82. 艦改装中の研究
82. 艦改装中の研究
ジュンは艦の改装中に、コンピュータプログラム内の人物を、転送装置で復元するため、
改造を行っていた。
具体的には、実際の人物を細胞レベルで読み取り、コンピュータ内でモデル化する部分を、
コンピュータの仮想人物からモデルを自動構築する部分について、頭を悩ませていた。
この分野について理論上可能でも、今まで倫理上の問題から、研究はほとんどされてこなかった。
ジュンは、仮想のプログラム上のカブトムシに似た虫を自動生成させ、転送装置に実現化させるところから始めた。

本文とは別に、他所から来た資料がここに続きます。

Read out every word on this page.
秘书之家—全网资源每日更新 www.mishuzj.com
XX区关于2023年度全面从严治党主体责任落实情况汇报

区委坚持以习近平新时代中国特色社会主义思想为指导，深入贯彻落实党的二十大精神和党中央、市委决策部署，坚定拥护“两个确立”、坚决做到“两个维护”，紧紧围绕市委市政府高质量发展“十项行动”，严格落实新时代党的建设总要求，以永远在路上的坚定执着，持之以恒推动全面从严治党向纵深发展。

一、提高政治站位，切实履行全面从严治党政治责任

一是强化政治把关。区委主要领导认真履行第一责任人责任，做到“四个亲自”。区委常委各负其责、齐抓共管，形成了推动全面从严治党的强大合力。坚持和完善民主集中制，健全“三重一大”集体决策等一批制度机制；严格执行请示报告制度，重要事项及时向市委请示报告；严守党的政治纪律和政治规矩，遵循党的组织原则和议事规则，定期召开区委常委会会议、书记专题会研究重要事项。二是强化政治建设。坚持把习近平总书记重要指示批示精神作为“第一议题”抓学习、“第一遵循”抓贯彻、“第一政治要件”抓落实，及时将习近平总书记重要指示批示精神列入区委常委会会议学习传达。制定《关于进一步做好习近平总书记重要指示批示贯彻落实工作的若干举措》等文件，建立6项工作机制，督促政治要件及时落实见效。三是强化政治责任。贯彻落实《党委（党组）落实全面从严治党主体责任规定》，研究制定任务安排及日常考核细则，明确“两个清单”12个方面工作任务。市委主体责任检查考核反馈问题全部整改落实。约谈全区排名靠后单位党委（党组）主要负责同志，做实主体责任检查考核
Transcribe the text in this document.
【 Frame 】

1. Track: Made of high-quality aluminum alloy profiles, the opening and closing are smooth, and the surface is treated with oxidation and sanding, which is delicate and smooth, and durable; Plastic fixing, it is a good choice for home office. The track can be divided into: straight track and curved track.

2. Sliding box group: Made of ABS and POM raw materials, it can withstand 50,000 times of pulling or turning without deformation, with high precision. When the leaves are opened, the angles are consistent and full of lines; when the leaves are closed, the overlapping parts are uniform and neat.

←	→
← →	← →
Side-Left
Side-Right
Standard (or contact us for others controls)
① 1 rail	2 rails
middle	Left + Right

はじめは失敗し、体が変形していたり、欠損していたり、動かないものだったが、
パラメータやプログラムを調整し、生きた健康体の虫を実現化することに成功した。
その後、第2段階として、小さなスライムを生成する段階に移り、
これも3日ほどで、生成できる様になった。
一度生成した虫やスライムは、再度細胞レベルで分解しプログラム化した。
これによって、スライムレベルで、コンピュータのプログラムと実体化の行き来ができる様になった。
その夜、子爵が研究を行っている部屋にやって来た。
そして話しかけてきた。
「ジュン殿、スライムレベルで、この世界に呼び出すことができるようになったと聞いたが、
本当か?」
「ええ。でも、確実にこの世界に呼び出すのに、もう少し時間が必要です。」
「娘のユリアをこの世界に呼び出すのは、もう少し先になるのか?」
「今は、はい、としか言えないのが現状です。」
「そうか。」
子爵は話を止め、少し部屋の中を歩いた後、
「娘はあの世界で、時間が停まっているのだったな。」
「そうです。」
子爵は何か考えていた様だったが、
「ジュン殿、引き続き頼む。」
伯爵はそう言い、部屋を出ていった。
ジュンは次に、ネズミのモンスターで、実験に映る。
状態に異常があれば、プログラムの修正をし、
再度実体化する、を続けている。
スライムと違い、細胞構造が複雑化し、鳴き声も出す。
ジュンは子爵の為にユリアさんに早く合わせてあげたいと思うが、
焦りの気持ちを抑え、段階を踏んで安全の確証を取っていかなければならないと思っていた。
ある時から、リリルもサポートを名乗り出てくれたが、
子爵が、
「我々がジュン殿の足を引っ張ることになりかねないので、辞めておこう。」
とリリルに言う。
その後も、ジュンは艦の改造中、研究に没頭していた。
その様子を心配してか、ソニアとダクラスが声をかけてくれた。
ジュンは、実体化した個体が医学的に健康体かどうか、確認するため、
心配してくれた全員に事情を話し、ダクラスには手伝ってもらうことにした。
こうして、惑星にとどまり、艦を改装する日々は過ぎていった。